HEAGStabil durch die Krise
Trotz der schwierigen wirtschaftlichen Lage ist es der Holding der Stadt Darmstadt – der HEAG und dem HEAG-Konzern – im vergangenen Jahr gelungen, sich wirtschaftlich positiv zu entwickeln und das Geschäftsjahr mit einem Plus gegenüber dem Vorjahr abzuschließen. Wie die Stadt Darmstadt mitteilt, betrug der Jahresüberschuss der HEAG zum Bilanzstichtag 6,4 Millionen Euro (Vorjahr: 0,2 Millionen Euro), der des HEAG-Konzerns 20,5 Millionen Euro (Vorjahr: 18,8 Millionen Euro). Darüber hinaus habe sich die regionale Wertschöpfung für Stadt und Region mit 920 Millionen Euro (Vorjahr: 836 Millionen Euro) erneut erhöht. Detaillierte Einblicke in das abgelaufene Geschäftsjahr gebe der aktuelle Geschäftsbericht, den die Stadt-Holding in der vergangenen Woche in der Aufsichtsratssitzung vorgestellt hat.

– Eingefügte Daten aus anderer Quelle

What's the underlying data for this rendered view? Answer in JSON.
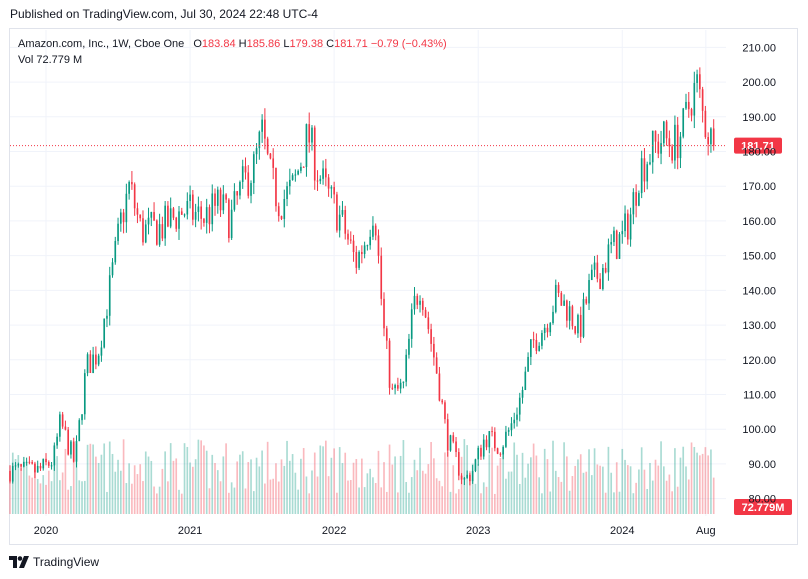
{
  "published_text": "Published on TradingView.com, Jul 30, 2024 22:48 UTC-4",
  "legend": {
    "symbol": "Amazon.com, Inc., 1W, Cboe One",
    "o_label": "O",
    "o_value": "183.84",
    "h_label": "H",
    "h_value": "185.86",
    "l_label": "L",
    "l_value": "179.38",
    "c_label": "C",
    "c_value": "181.71",
    "change": "−0.79 (−0.43%)"
  },
  "vol_legend": {
    "label": "Vol",
    "value": "72.779 M"
  },
  "footer": {
    "brand": "TradingView",
    "logo_icon": "tradingview-logo-icon"
  },
  "colors": {
    "up": "#089981",
    "down": "#f23645",
    "grid": "#f0f3fa",
    "text": "#131722"
  },
  "chart_data": {
    "type": "candlestick",
    "title": "Amazon.com, Inc., 1W, Cboe One",
    "interval": "1W",
    "ylim": [
      75,
      215
    ],
    "y_ticks": [
      "210.00",
      "200.00",
      "190.00",
      "180.00",
      "170.00",
      "160.00",
      "150.00",
      "140.00",
      "130.00",
      "120.00",
      "110.00",
      "100.00",
      "90.00",
      "80.00"
    ],
    "x_start": 2019.75,
    "x_end": 2024.72,
    "x_ticks": [
      {
        "label": "2020",
        "t": 2020.0
      },
      {
        "label": "2021",
        "t": 2021.0
      },
      {
        "label": "2022",
        "t": 2022.0
      },
      {
        "label": "2023",
        "t": 2023.0
      },
      {
        "label": "2024",
        "t": 2024.0
      },
      {
        "label": "Aug",
        "t": 2024.58
      }
    ],
    "last_price": 181.71,
    "last_price_label": "181.71",
    "last_volume_label": "72.779M",
    "volume_max_millions": 180,
    "price_anchors": [
      [
        2019.75,
        88
      ],
      [
        2019.95,
        88
      ],
      [
        2020.05,
        91
      ],
      [
        2020.1,
        102
      ],
      [
        2020.2,
        90
      ],
      [
        2020.28,
        118
      ],
      [
        2020.36,
        122
      ],
      [
        2020.44,
        140
      ],
      [
        2020.52,
        160
      ],
      [
        2020.58,
        170
      ],
      [
        2020.66,
        157
      ],
      [
        2020.8,
        158
      ],
      [
        2020.95,
        163
      ],
      [
        2021.1,
        161
      ],
      [
        2021.2,
        165
      ],
      [
        2021.28,
        160
      ],
      [
        2021.36,
        170
      ],
      [
        2021.44,
        175
      ],
      [
        2021.5,
        185
      ],
      [
        2021.56,
        172
      ],
      [
        2021.62,
        165
      ],
      [
        2021.72,
        170
      ],
      [
        2021.82,
        185
      ],
      [
        2021.88,
        175
      ],
      [
        2021.95,
        168
      ],
      [
        2022.05,
        160
      ],
      [
        2022.15,
        148
      ],
      [
        2022.22,
        155
      ],
      [
        2022.28,
        165
      ],
      [
        2022.34,
        130
      ],
      [
        2022.4,
        110
      ],
      [
        2022.48,
        112
      ],
      [
        2022.55,
        135
      ],
      [
        2022.6,
        142
      ],
      [
        2022.66,
        128
      ],
      [
        2022.72,
        115
      ],
      [
        2022.78,
        98
      ],
      [
        2022.84,
        92
      ],
      [
        2022.9,
        85
      ],
      [
        2022.96,
        88
      ],
      [
        2023.05,
        98
      ],
      [
        2023.15,
        95
      ],
      [
        2023.22,
        100
      ],
      [
        2023.3,
        110
      ],
      [
        2023.38,
        125
      ],
      [
        2023.46,
        130
      ],
      [
        2023.54,
        138
      ],
      [
        2023.62,
        135
      ],
      [
        2023.7,
        128
      ],
      [
        2023.78,
        142
      ],
      [
        2023.86,
        146
      ],
      [
        2023.92,
        152
      ],
      [
        2024.0,
        155
      ],
      [
        2024.06,
        162
      ],
      [
        2024.12,
        175
      ],
      [
        2024.2,
        180
      ],
      [
        2024.28,
        184
      ],
      [
        2024.36,
        182
      ],
      [
        2024.42,
        186
      ],
      [
        2024.48,
        196
      ],
      [
        2024.52,
        199
      ],
      [
        2024.56,
        190
      ],
      [
        2024.62,
        183
      ],
      [
        2024.645,
        181.71
      ]
    ]
  }
}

Das Geschäftsjahr 2022 in Zahlen
Ein Blick in die Gewinn- und Verlustrechnung zeige: Auf der Ertragsseite schlagen vor allem die Beteiligungserträge (phasengleich) in Höhe von insgesamt 28 Millionen Euro zu Buche. Davon entfielen 22,4 Millionen Euro (Vorjahr: 18,4 Millionen Euro) auf die ENTEGA und 5,6 Millionen Euro (Vorjahr: ebenfalls 5,6 Millionen Euro) auf den bauverein, beides Tochtergesellschaften der HEAG. Auf der Aufwandsseite dominiere weiterhin die traditionelle Verlustübernahme in Höhe von 12,8 Millionen Euro für die Tochtergesellschaft HEAG mobilo. Weitere Belastungen ergäben sich durch Zinsaufwendungen aus dem Erwerb der ENTEGA-Anteile in Höhe von 4,8 Millionen Euro (Vorjahr 4,9 Millionen Euro). Der Bilanzgewinn habe sich im Vergleich zum Vorjahreszeitraum um drei Millionen Euro auf 16,1 Millionen Euro erhöht. Auch die Bilanzsummen hätten sich im abgelaufenen Geschäftsjahr positiv entwickelt: Die der Stadt-Holding sei leicht gestiegen, von 704,5 Millionen Euro im Jahr 2021 auf 704,9 Millionen Euro im Jahr 2022. Einen deutlicheren Sprung nach oben habe die des HEAG-Konzerns gemacht. Er habe zum Bilanzstichtag 3.487 Millionen Euro betragen (Vorjahr: 3.221 Millionen Euro). Der starke Anstieg resultiere vor allem aus einer hohen Investitionstätigkeit und höheren Forderungen.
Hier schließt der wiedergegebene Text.